The first step forward for must of us will be a step down. We must be willing to climb off our pedestals of whitewashed impeccability to make real breakthroughs in this life.

Appreciate Progress

I never once celebrated after failing my driving test. Of course, that is perfectly natural. Most normal people don’t celebrate mediocrity; we lament it. But I never stopped to realize how promising the trend in my driving life was. On my first try, I failed in one minute. On my last try, I failed by one point. Even if I hadn’t arrived, I should have at least seen that I was getting closer to my destination.
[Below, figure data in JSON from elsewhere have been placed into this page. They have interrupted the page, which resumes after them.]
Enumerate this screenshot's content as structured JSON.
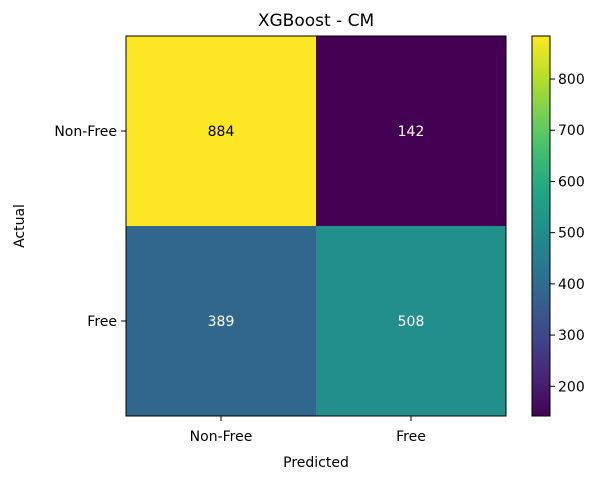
{
  "chart_data": {
    "type": "heatmap",
    "title": "XGBoost - CM",
    "xlabel": "Predicted",
    "ylabel": "Actual",
    "x_categories": [
      "Non-Free",
      "Free"
    ],
    "y_categories": [
      "Non-Free",
      "Free"
    ],
    "values": [
      [
        884,
        142
      ],
      [
        389,
        508
      ]
    ],
    "colormap": "viridis",
    "colorbar": {
      "min": 142,
      "max": 884,
      "ticks": [
        200,
        300,
        400,
        500,
        600,
        700,
        800
      ]
    },
    "grid": false
  }
}
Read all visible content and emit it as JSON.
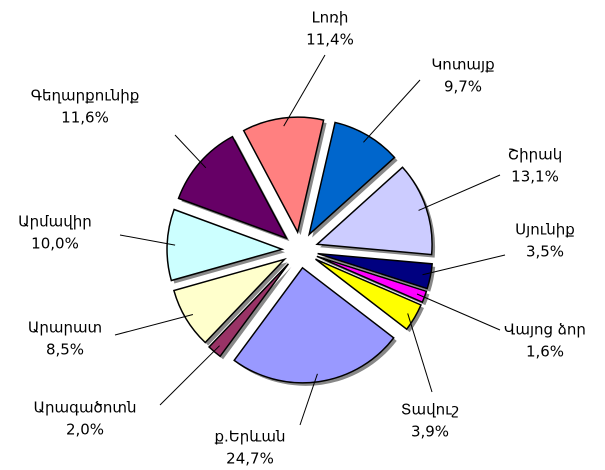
{
  "chart_data": {
    "type": "pie",
    "categories": [
      "Լոռի",
      "Կոտայք",
      "Շիրակ",
      "Սյունիք",
      "Վայոց ձոր",
      "Տավուշ",
      "ք.Երևան",
      "Արագածոտն",
      "Արարատ",
      "Արմավիր",
      "Գեղարքունիք"
    ],
    "values": [
      11.4,
      9.7,
      13.1,
      3.5,
      1.6,
      3.9,
      24.7,
      2.0,
      8.5,
      10.0,
      11.6
    ],
    "value_labels": [
      "11,4%",
      "9,7%",
      "13,1%",
      "3,5%",
      "1,6%",
      "3,9%",
      "24,7%",
      "2,0%",
      "8,5%",
      "10,0%",
      "11,6%"
    ],
    "colors": [
      "#FF8080",
      "#0066CC",
      "#CCCCFF",
      "#000080",
      "#FF00FF",
      "#FFFF00",
      "#9999FF",
      "#993366",
      "#FFFFCC",
      "#CCFFFF",
      "#660066"
    ]
  }
}
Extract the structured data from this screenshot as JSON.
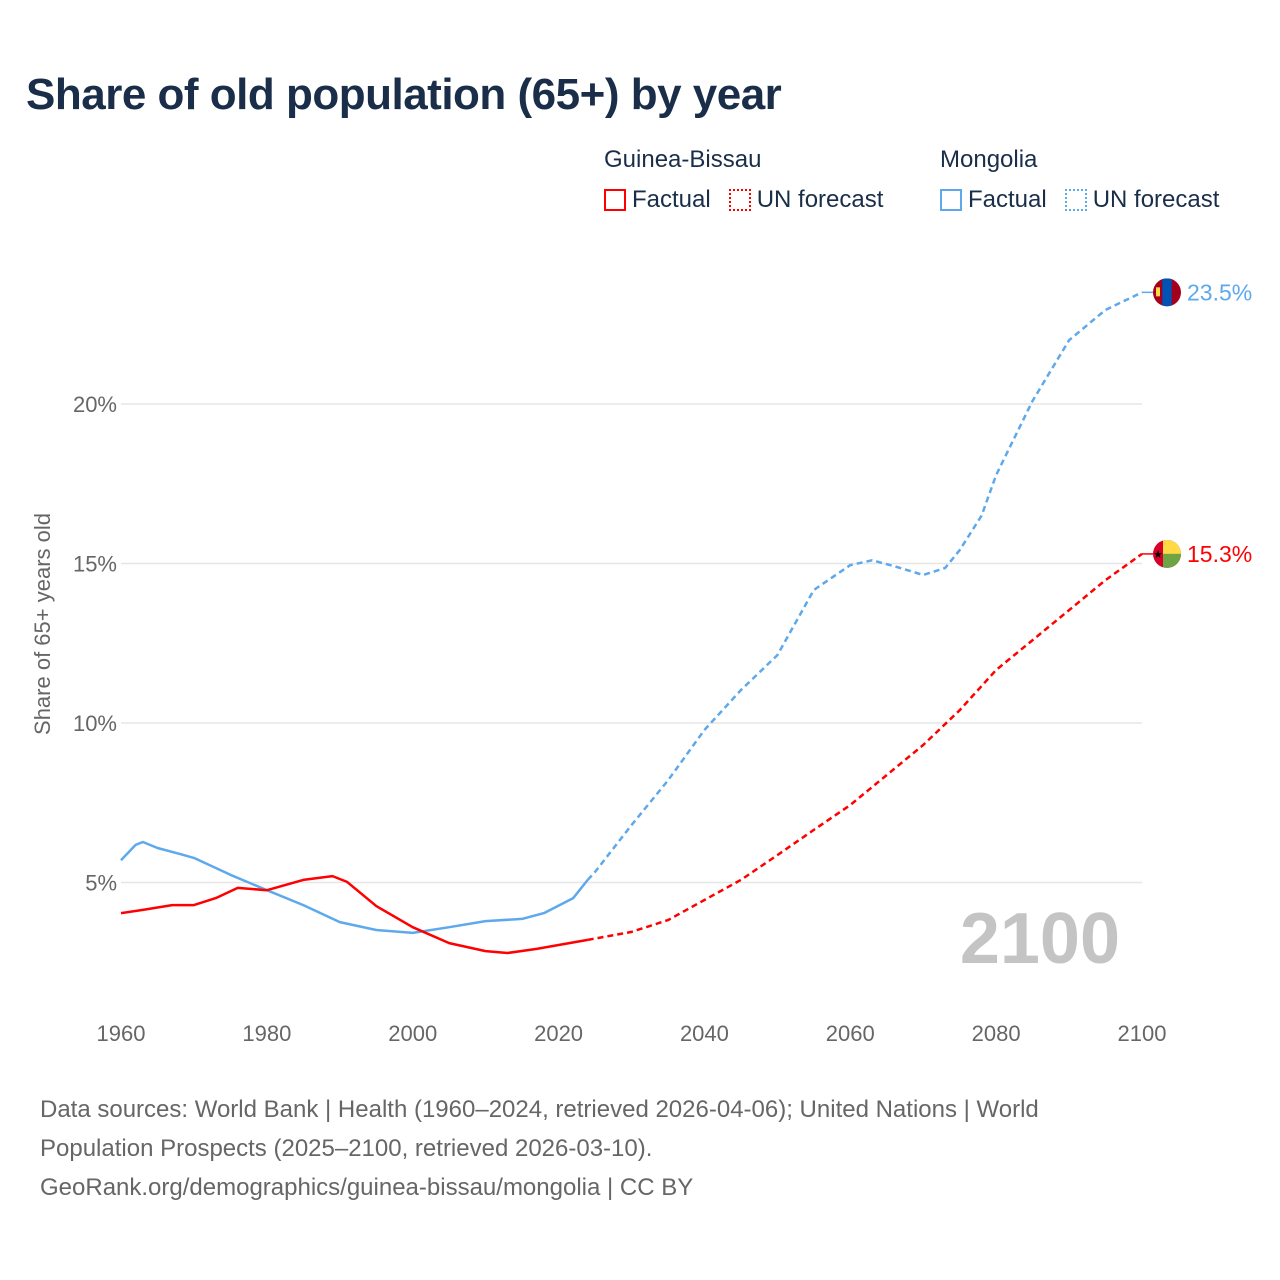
{
  "title": "Share of old population (65+) by year",
  "legend": [
    {
      "country": "Guinea-Bissau",
      "factual": "Factual",
      "forecast": "UN forecast",
      "color": "#ff0000"
    },
    {
      "country": "Mongolia",
      "factual": "Factual",
      "forecast": "UN forecast",
      "color": "#5ea8ec"
    }
  ],
  "footer": {
    "line1": "Data sources: World Bank | Health (1960–2024, retrieved 2026-04-06); United Nations | World",
    "line2": "Population Prospects (2025–2100, retrieved 2026-03-10).",
    "line3": "GeoRank.org/demographics/guinea-bissau/mongolia | CC BY"
  },
  "chart_data": {
    "type": "line",
    "title": "Share of old population (65+) by year",
    "ylabel": "Share of 65+ years old",
    "xlabel": "",
    "xlim": [
      1960,
      2100
    ],
    "ylim": [
      0,
      25
    ],
    "x_ticks": [
      "1960",
      "1980",
      "2000",
      "2020",
      "2040",
      "2060",
      "2080",
      "2100"
    ],
    "y_ticks": [
      {
        "v": 5,
        "label": "5%"
      },
      {
        "v": 10,
        "label": "10%"
      },
      {
        "v": 15,
        "label": "15%"
      },
      {
        "v": 20,
        "label": "20%"
      }
    ],
    "grid": true,
    "year_watermark": "2100",
    "series": [
      {
        "name": "Mongolia",
        "color": "#5ea8ec",
        "end_label": "23.5%",
        "factual": [
          [
            1960,
            5.7
          ],
          [
            1962,
            6.18
          ],
          [
            1963,
            6.27
          ],
          [
            1965,
            6.08
          ],
          [
            1968,
            5.9
          ],
          [
            1970,
            5.77
          ],
          [
            1975,
            5.24
          ],
          [
            1980,
            4.76
          ],
          [
            1985,
            4.29
          ],
          [
            1990,
            3.76
          ],
          [
            1995,
            3.51
          ],
          [
            2000,
            3.42
          ],
          [
            2005,
            3.6
          ],
          [
            2010,
            3.79
          ],
          [
            2015,
            3.86
          ],
          [
            2018,
            4.04
          ],
          [
            2022,
            4.51
          ],
          [
            2024,
            5.08
          ]
        ],
        "forecast": [
          [
            2024,
            5.08
          ],
          [
            2025,
            5.33
          ],
          [
            2030,
            6.8
          ],
          [
            2035,
            8.2
          ],
          [
            2040,
            9.78
          ],
          [
            2045,
            11.03
          ],
          [
            2050,
            12.13
          ],
          [
            2055,
            14.17
          ],
          [
            2060,
            14.95
          ],
          [
            2063,
            15.1
          ],
          [
            2066,
            14.92
          ],
          [
            2070,
            14.64
          ],
          [
            2073,
            14.86
          ],
          [
            2075,
            15.42
          ],
          [
            2078,
            16.5
          ],
          [
            2080,
            17.77
          ],
          [
            2085,
            20.1
          ],
          [
            2090,
            22.0
          ],
          [
            2095,
            22.95
          ],
          [
            2100,
            23.5
          ]
        ]
      },
      {
        "name": "Guinea-Bissau",
        "color": "#ff0000",
        "end_label": "15.3%",
        "factual": [
          [
            1960,
            4.04
          ],
          [
            1963,
            4.14
          ],
          [
            1967,
            4.29
          ],
          [
            1970,
            4.29
          ],
          [
            1973,
            4.51
          ],
          [
            1976,
            4.83
          ],
          [
            1980,
            4.76
          ],
          [
            1985,
            5.08
          ],
          [
            1989,
            5.2
          ],
          [
            1991,
            5.02
          ],
          [
            1995,
            4.26
          ],
          [
            2000,
            3.6
          ],
          [
            2005,
            3.1
          ],
          [
            2010,
            2.85
          ],
          [
            2013,
            2.79
          ],
          [
            2017,
            2.92
          ],
          [
            2020,
            3.04
          ],
          [
            2024,
            3.2
          ]
        ],
        "forecast": [
          [
            2024,
            3.2
          ],
          [
            2030,
            3.45
          ],
          [
            2035,
            3.82
          ],
          [
            2040,
            4.45
          ],
          [
            2045,
            5.08
          ],
          [
            2050,
            5.86
          ],
          [
            2055,
            6.65
          ],
          [
            2060,
            7.43
          ],
          [
            2065,
            8.37
          ],
          [
            2070,
            9.31
          ],
          [
            2075,
            10.4
          ],
          [
            2080,
            11.66
          ],
          [
            2085,
            12.6
          ],
          [
            2090,
            13.54
          ],
          [
            2095,
            14.48
          ],
          [
            2100,
            15.3
          ]
        ]
      }
    ]
  }
}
Zechariah 4:10 (NLT) says, “Do not despise these small beginnings, for the Lord rejoices to see the work begin.” We should always strive for the gold in everything we do in life, but we should still thank God for the Honorable Mentions.

Don’t Give Up

I was distraught after my fourth driving test failure. I had given the test my best shot, and I was done putting myself through this ordeal: Clearing my schedule, waking up early, and subjecting myself to the scrutiny of a testy stranger. But if I had given up then, I would never had been able to drive myself to work, church, or my cousin’s baby dedication.

On my fifth try, a white-haired gentleman accompanied me. I nervously drove through the course, powered the car down, and waited for him to tally up my score. When he finished, he turned to me and said wearily, “You passed.” In fact, I received a 90!

Conclusion

I would never repeat that experience again, but that frustrating season served a critical function in my life. It cured me of a bit of my sense of entitlement. It taught me the importance of opening up to others. And I uniquely appreciate the privilege of driving down the interstate at 60 miles an hour.

“You need to persevere so that when you have done the will of God, you will receive what He has promised.”